Advertisement

Japan Must Expand Digital Innovation Beyond Its Academic Oasis

Share
Times contributing editor Tom Plate's column runs Wednesdays. E-mail: tplate@ucla.edu

Many Americans view Japan, slogging through its decade-long recession, as a nation asleep, stuck in its old ways as the wired-up globalized world zooms by. But you get a different image in a place like Kyoto in western Japan. This ancient city is the home of the prestigious public university that was recently named Asia’s best, edging out even Tokyo University in Asiaweek Magazine’s annual survey of higher education. It’s not hard to see why. Judging from the standards Kyoto is setting, Japan is far from somnolent: Its young people simply won’t stand for the country standing still.

An example of this campus’ innovative spirit is the ambitious project begun last fall: the first fully interactive university classes conducted live across the Pacific Ocean. Or rather, under it: It was via undersea fiber optic cable linking Kyoto University to UCLA. The pioneering effort represented the teamwork of UCLA’s Center for Digital Innovation and a similar group in Kyoto. Kyoto and UCLA were one step--and only one step--ahead of MIT and Singapore National University, which have their own plans to offer real-time instruction. But Kyoto University President Makato Nagao wanted to put his university first. “Modern Japan must lead, not follow,” he told me in his office recently. “This nation has been successful but it cannot afford to be complacent or it will fall behind. Universities must play a leadership role.”

Like many educators throughout Asia, Nagao needs absolutely no convincing of information technology’s power to immunize complacent countries against the diseases of technological parochialism and cultural inwardness. To this end, the Kyoto University president benefited from a major grant by Japan’s Ministry of Education--and the underwriting of the cable-line usage by Nippon Telegraph & Telephone, the predominant Japanese telecom. He also had the enthusiastic support of Kyoto students. I taught one of these pioneering courses from April through mid-July: 45 students at the Kyoto end and 75 in Los Angeles, originating from a fully wired hall at UCLA.

Advertisement

The well-informed Japanese students in my course were angry about their country’s political paralysis, demanding that Japan get with the globalization program and not get left behind. But they are well-aware of their nation’s self-imposed obstacles. First and foremost is high Internet costs. Students using their own e-mail and Internet accounts can easily add hundreds of dollars to their monthly phone bills if they aren’t careful. Japan’s connection fees are among the priciest in the world, and they are holding Japan back. Indeed, perhaps the sole student complaint about the Kyoto-UCLA project was from the Kyoto students who had a hard time completing their team Web-page assignments. They were limited to only several hours’ time on the Internet each day; the university budget simply could not allow more.

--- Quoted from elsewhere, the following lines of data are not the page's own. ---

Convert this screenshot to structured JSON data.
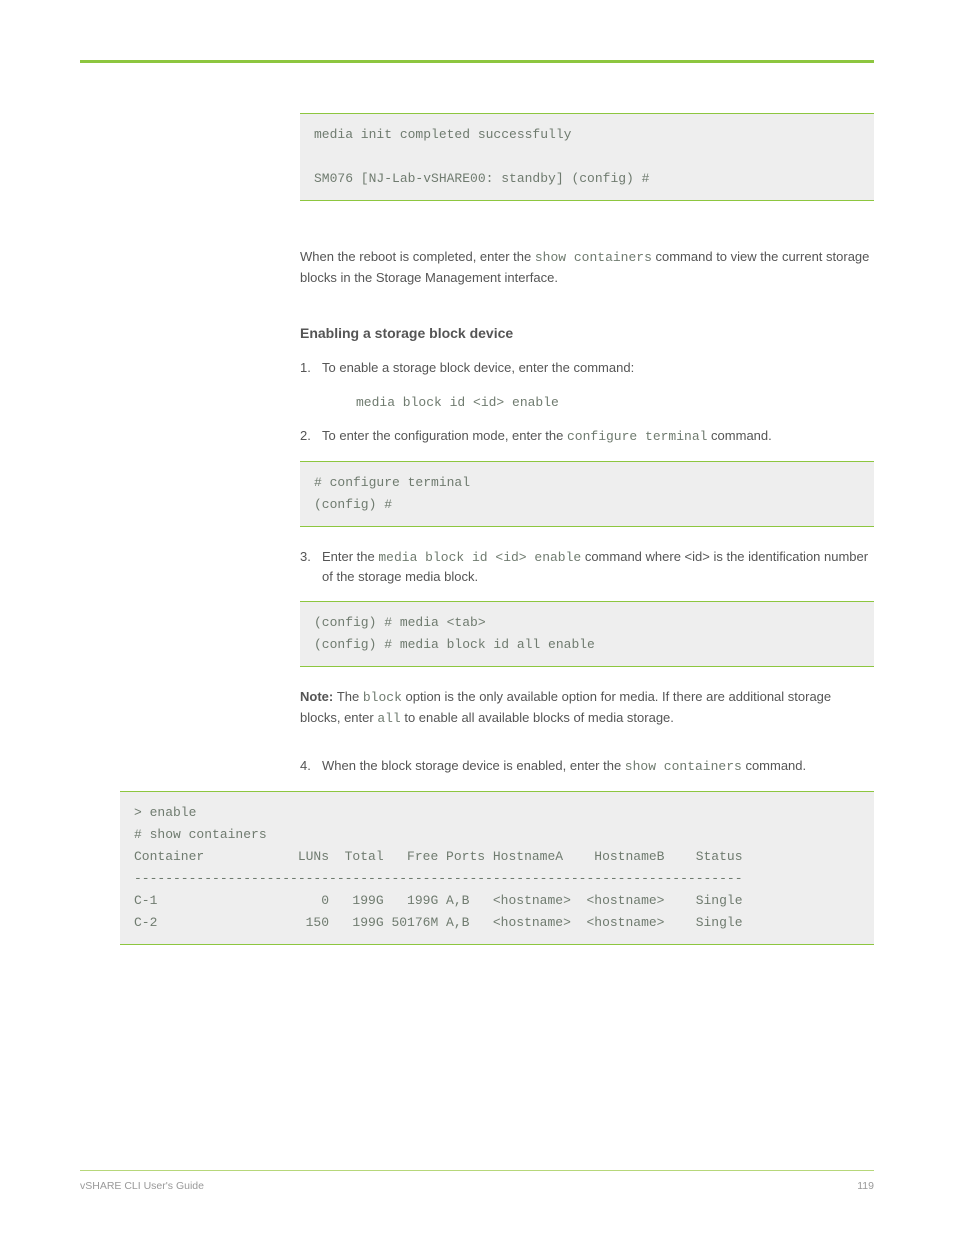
{
  "code1": {
    "line1": "media init completed successfully",
    "line2": "SM076 [NJ-Lab-vSHARE00: standby] (config) #"
  },
  "para1": {
    "pre": "When the reboot is completed, enter the ",
    "cmd": "show containers",
    "post": " command to view the current storage blocks in the Storage Management interface."
  },
  "heading1": "Enabling a storage block device",
  "step1": {
    "num": "1.",
    "pre": "To enable a storage block device, enter the command:",
    "cmd": "media block id <id> enable"
  },
  "step2": {
    "num": "2.",
    "pre": "To enter the configuration mode, enter the ",
    "cmd": "configure terminal",
    "post": " command."
  },
  "code2": "# configure terminal\n(config) #",
  "step3": {
    "num": "3.",
    "pre": "Enter the ",
    "cmd": "media block id <id> enable",
    "post": " command where <id> is the identification number of the storage media block."
  },
  "code3": "(config) # media <tab>\n(config) # media block id all enable",
  "note1": {
    "label": "Note: ",
    "pre": "The ",
    "cmd1": "block",
    "mid1": " option is the only available option for media. If there are additional storage blocks, enter ",
    "cmd2": "all",
    "mid2": " to enable all available blocks of media storage."
  },
  "step4": {
    "num": "4.",
    "pre": "When the block storage device is enabled, enter the ",
    "cmd": "show containers",
    "post": " command."
  },
  "code4": "> enable\n# show containers\nContainer            LUNs  Total   Free Ports HostnameA    HostnameB    Status\n------------------------------------------------------------------------------\nC-1                     0   199G   199G A,B   <hostname>  <hostname>    Single\nC-2                   150   199G 50176M A,B   <hostname>  <hostname>    Single",
  "footer": {
    "left": "vSHARE CLI User's Guide",
    "right": "119"
  }
}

But suddenly this cost structure is being eroded, the result of a recently concluded bilateral negotiation between the U.S. and Japan. After many years, Nippon Telegraph & Telephone, the Japanese leviathan, consented to reduce access fees to the NTT network. The agreement should spur the entry of foreign telecoms into the market, and over time should result in lower access costs to consumers, as well as MCI, AT&T;, Yahoo and others who want to play in Japan. To be sure, NTT’s agreement is to cut its sky-high connection fees by only a relatively modest, combined rate of 35% over the next two years. But what so often seems like snail’s-paced movement in the West is actually a bolt of lightning in Japan.

Over the long run, the NTT accord, reached just days before last week’s G-8 summit in Okinawa, may prove the most significant ever achieved by the U.S. with Japan. Says U.S. Trade Representative Charlene Barshefsky, “The Japanese gave ground to us in the negotiations only grudgingly, but every foot they gave up to us was to their own benefit. Economic development in this day and age is inconceivable without vigorous telecom competition that lowers costs and makes [information technology] usage as affordable as possible.”

The news of lower costs would certainly send a cheer through the study halls of Kyoto University, where too many students can’t afford to sign on until after 11 p.m., when rates drop. Their counterparts at UCLA, like many other American students, can sign on any time they want, and stay on for virtually as long as they want. This puts students all over Japan at a competitive disadvantage at a time when Japan’s future may well depend on it surfing more and sticking its head in the ground less. This is sometimes not so well understood in Tokyo, but they understand handsomely indeed in up-and-coming places like the academic halls of Kyoto.